Loa gatos (Goncharova, 1913)

Cuatro años antes, en 1910, el famoso Sergéi Diáguilev, fundador de los Ballets Rusos, había invitado a Larionov a la inauguración de una exposición de pintura rusa organizada por él en París. Durante su estancia descubrió los cuadros de Gauguin y el fauvismo, y en una visita a Londres, la obra de Turner.

Diseño escénico para “El gato, el gallo y la zorra” (Larionov)
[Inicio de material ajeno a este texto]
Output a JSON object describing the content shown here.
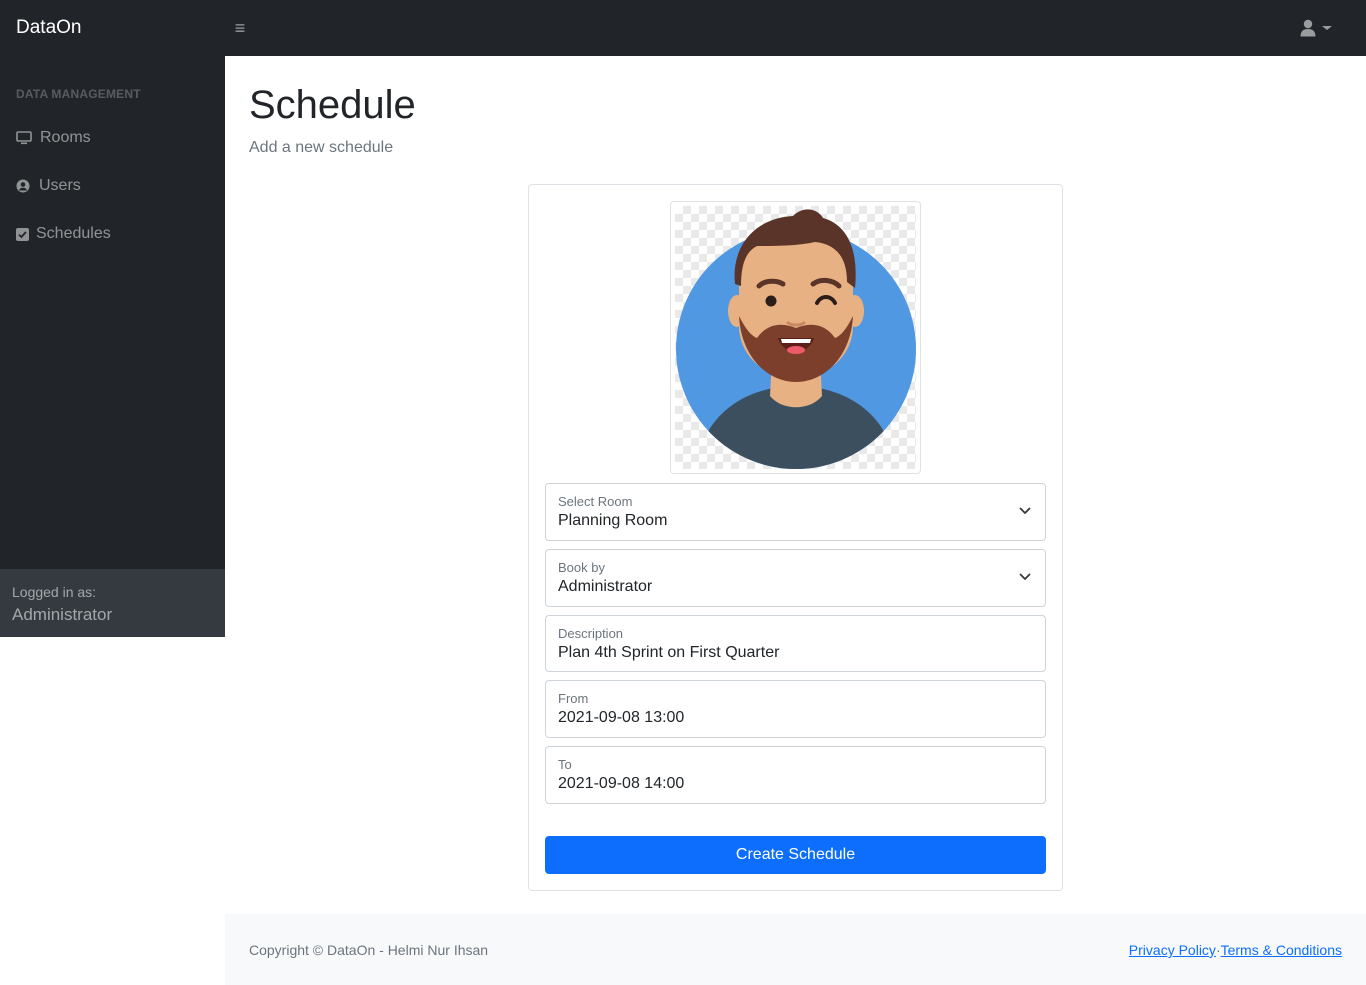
{
  "navbar": {
    "brand": "DataOn",
    "menu_icon": "hamburger-icon",
    "user_icon": "user-icon"
  },
  "sidebar": {
    "heading": "DATA MANAGEMENT",
    "items": [
      {
        "label": "Rooms",
        "icon": "desktop-icon"
      },
      {
        "label": "Users",
        "icon": "user-circle-icon"
      },
      {
        "label": "Schedules",
        "icon": "check-square-icon"
      }
    ],
    "footer": {
      "logged_label": "Logged in as:",
      "user": "Administrator"
    }
  },
  "main": {
    "title": "Schedule",
    "subtitle": "Add a new schedule",
    "form": {
      "room": {
        "label": "Select Room",
        "value": "Planning Room"
      },
      "book_by": {
        "label": "Book by",
        "value": "Administrator"
      },
      "description": {
        "label": "Description",
        "value": "Plan 4th Sprint on First Quarter"
      },
      "from": {
        "label": "From",
        "value": "2021-09-08 13:00"
      },
      "to": {
        "label": "To",
        "value": "2021-09-08 14:00"
      },
      "submit_label": "Create Schedule"
    }
  },
  "footer": {
    "copyright": "Copyright © DataOn - Helmi Nur Ihsan",
    "privacy": "Privacy Policy",
    "separator": "·",
    "terms": "Terms & Conditions"
  },
  "colors": {
    "dark": "#212529",
    "primary": "#0d6efd",
    "avatar_bg": "#5198e3"
  }
}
Larionov hizo el servicio militar en tres etapas (invierno de 1910 a verano de 1911 y primaveras de 1912 y 1913). Fue entonces cuando pintó toda una serie de Venus con y sin gatos, entre ellas la Venus de Katsap, que podría traducirse como “Venus rusa”. Se han avanzado muchas teorías sobre las Venus de Larionov, pero quizá lo único que tiene sentido es que los gatos que las acompañan son una referencia al Gato de Kazán  (https://gatosyrespeto.org/2016/10/13/el-gato-de-kazan/).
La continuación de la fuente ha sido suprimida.